The Seattle Composers Salon moved its bimonthly open-mike night to Good Shepherd from Benaroya Hall's Soundbridge in May. "It gives us room for larger groups," says salon curator Tom Baker, who says he wants performers "who will understand and work with the acoustics." Composer Amy Denio is one. For a performance by her accordion quartet last weekend, she set up in the middle of the room. "[It] does wonders to de-emphasize the performer/spectator/consumer dichotomy!" she says.

So far, the chapel has hosted dance and spoken-word (the Subtext reading series recently relocated from Hugo House), but live music will be the main focus. The Seattle Chamber Players, Earshot Jazz, Gamelan Pacifica, the Seattle Improvised Music Festival, and many individual artists have already booked performances there, and the schedule's full through December, Peters reports.
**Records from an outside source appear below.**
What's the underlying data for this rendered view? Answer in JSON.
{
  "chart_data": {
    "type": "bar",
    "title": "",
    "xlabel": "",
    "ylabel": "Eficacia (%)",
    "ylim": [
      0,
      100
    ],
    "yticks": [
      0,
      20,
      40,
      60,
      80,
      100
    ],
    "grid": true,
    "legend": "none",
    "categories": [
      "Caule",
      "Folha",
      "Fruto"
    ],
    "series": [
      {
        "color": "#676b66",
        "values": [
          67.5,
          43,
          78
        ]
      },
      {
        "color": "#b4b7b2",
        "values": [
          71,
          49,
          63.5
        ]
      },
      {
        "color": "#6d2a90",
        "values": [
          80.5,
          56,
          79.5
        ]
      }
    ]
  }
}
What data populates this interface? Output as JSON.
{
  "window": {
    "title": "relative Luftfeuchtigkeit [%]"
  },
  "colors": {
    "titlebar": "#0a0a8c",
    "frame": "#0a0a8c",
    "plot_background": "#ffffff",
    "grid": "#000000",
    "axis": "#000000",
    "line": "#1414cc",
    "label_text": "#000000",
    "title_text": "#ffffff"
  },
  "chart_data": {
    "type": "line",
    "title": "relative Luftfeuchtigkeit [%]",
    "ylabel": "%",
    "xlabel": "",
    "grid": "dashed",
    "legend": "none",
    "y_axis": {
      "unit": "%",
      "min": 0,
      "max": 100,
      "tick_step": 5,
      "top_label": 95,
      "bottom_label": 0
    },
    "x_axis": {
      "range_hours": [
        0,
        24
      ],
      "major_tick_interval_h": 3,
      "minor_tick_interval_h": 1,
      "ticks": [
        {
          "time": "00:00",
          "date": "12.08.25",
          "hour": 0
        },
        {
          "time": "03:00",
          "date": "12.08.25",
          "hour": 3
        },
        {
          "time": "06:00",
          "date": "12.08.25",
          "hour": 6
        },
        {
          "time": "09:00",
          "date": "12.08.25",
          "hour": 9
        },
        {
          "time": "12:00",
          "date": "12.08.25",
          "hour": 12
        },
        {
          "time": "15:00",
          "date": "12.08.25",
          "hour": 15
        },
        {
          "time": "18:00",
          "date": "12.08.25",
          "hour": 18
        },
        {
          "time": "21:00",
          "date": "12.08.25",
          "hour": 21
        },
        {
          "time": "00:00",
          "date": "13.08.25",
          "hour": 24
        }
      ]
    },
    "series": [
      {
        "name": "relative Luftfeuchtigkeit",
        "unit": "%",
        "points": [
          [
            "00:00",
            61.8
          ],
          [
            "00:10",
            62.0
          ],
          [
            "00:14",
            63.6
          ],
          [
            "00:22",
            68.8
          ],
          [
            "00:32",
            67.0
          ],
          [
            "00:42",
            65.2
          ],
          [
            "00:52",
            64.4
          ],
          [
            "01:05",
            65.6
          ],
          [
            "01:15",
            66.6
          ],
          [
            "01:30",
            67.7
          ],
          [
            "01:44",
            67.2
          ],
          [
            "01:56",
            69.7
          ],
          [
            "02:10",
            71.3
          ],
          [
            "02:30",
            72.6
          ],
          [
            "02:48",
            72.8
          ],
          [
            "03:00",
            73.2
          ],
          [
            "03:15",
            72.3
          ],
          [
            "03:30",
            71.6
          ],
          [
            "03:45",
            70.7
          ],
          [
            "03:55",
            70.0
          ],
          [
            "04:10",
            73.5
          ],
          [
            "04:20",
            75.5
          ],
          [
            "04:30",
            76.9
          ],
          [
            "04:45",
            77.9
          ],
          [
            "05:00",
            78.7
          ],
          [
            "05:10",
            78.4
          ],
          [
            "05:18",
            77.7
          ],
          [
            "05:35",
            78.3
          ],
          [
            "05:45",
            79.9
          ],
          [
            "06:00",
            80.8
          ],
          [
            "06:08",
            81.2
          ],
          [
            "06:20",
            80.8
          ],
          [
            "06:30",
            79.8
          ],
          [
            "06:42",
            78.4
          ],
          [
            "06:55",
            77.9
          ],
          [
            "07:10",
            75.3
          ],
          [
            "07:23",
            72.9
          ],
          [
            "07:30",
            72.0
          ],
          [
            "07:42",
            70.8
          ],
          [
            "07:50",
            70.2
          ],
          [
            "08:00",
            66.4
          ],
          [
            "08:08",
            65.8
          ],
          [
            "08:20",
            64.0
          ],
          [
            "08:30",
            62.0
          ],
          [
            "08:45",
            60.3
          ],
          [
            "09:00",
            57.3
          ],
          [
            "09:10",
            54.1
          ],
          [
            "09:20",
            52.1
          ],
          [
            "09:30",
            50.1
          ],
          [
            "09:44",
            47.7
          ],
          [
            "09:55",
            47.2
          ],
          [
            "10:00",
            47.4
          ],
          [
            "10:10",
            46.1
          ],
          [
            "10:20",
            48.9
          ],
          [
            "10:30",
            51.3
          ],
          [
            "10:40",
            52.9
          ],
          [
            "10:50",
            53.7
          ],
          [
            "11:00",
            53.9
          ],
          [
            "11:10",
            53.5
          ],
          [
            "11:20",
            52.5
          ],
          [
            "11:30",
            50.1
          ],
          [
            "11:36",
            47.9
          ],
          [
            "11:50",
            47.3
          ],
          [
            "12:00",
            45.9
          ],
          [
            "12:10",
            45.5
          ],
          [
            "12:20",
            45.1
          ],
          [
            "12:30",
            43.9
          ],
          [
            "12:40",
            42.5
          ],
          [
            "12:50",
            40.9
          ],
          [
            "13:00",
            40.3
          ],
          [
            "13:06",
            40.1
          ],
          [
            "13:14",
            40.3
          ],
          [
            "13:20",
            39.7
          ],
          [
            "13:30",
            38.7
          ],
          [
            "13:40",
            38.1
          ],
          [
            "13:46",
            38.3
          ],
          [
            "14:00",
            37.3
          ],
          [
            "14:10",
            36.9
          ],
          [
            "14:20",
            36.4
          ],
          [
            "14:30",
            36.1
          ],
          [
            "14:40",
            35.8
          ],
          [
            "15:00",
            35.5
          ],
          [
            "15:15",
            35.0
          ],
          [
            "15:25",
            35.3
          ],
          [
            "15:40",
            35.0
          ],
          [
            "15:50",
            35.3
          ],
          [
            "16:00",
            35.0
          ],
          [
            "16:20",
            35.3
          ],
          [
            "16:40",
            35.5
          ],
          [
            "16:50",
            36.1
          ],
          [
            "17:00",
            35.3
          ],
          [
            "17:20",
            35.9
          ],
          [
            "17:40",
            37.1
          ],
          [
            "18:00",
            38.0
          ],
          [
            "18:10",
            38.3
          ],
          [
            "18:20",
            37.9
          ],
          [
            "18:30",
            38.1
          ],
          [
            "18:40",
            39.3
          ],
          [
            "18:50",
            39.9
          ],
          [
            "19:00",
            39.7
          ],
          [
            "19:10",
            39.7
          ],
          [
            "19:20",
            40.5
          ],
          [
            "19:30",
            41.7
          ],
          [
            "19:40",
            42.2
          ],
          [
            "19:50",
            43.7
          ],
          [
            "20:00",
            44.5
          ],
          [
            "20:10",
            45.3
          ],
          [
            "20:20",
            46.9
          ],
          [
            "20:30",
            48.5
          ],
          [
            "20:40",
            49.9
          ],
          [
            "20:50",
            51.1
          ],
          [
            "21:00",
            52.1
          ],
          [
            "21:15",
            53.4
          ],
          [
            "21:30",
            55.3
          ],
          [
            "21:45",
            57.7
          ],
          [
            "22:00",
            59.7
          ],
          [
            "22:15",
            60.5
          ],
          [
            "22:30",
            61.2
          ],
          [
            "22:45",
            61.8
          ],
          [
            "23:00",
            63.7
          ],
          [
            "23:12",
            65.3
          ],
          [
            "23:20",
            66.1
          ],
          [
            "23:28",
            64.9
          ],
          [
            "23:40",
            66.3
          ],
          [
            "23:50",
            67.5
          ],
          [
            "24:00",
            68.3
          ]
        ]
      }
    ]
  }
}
Later this month, Nonsequitur will celebrate the chapel's rebirth, and the building's centennial, with a "Festival of Wayward Music." Wayne Horvitz, Gust Burns, Amy Rubin, and several others will help to christen the piano, and a marathon Saturday concert will showcase most of the composers and new-music-friendly players in Seattle, including Denio, Stuart Dempster, Suzie Kozawa, Wally Shoup, Paul Taub, and the Garrett Fisher Ensemble. (And, full disclosure, myself.)

The ironies are many. A style of music most often encountered in classrooms, utilitarian recital halls, or white-walled gallery spaces ends up in an august old pile with a curved drive, sweeping lawns and gardens, and screening hedges, financed in 18th-century mode by private patronage. A building established as a home for people who have nowhere else to go returns, in a way, to its original function. And an art form long accustomed to struggling with small audiences and a low profile suddenly hardly has to think about the box office at all.

Like me, Denio is hopeful. "There's a fighting chance," she says, "given the fascinating diversity of concert programming and pure acoustic beauty of the space, that the audience appreciating esoteric music will grow."


Festival of Wayward Music Good Shepherd Chapel, 4649 Sunnyside Ave. N., gschapel.blogspot.com. Free. 8 p.m. Fri., July 20; noon–10 p.m. Sat., July 21.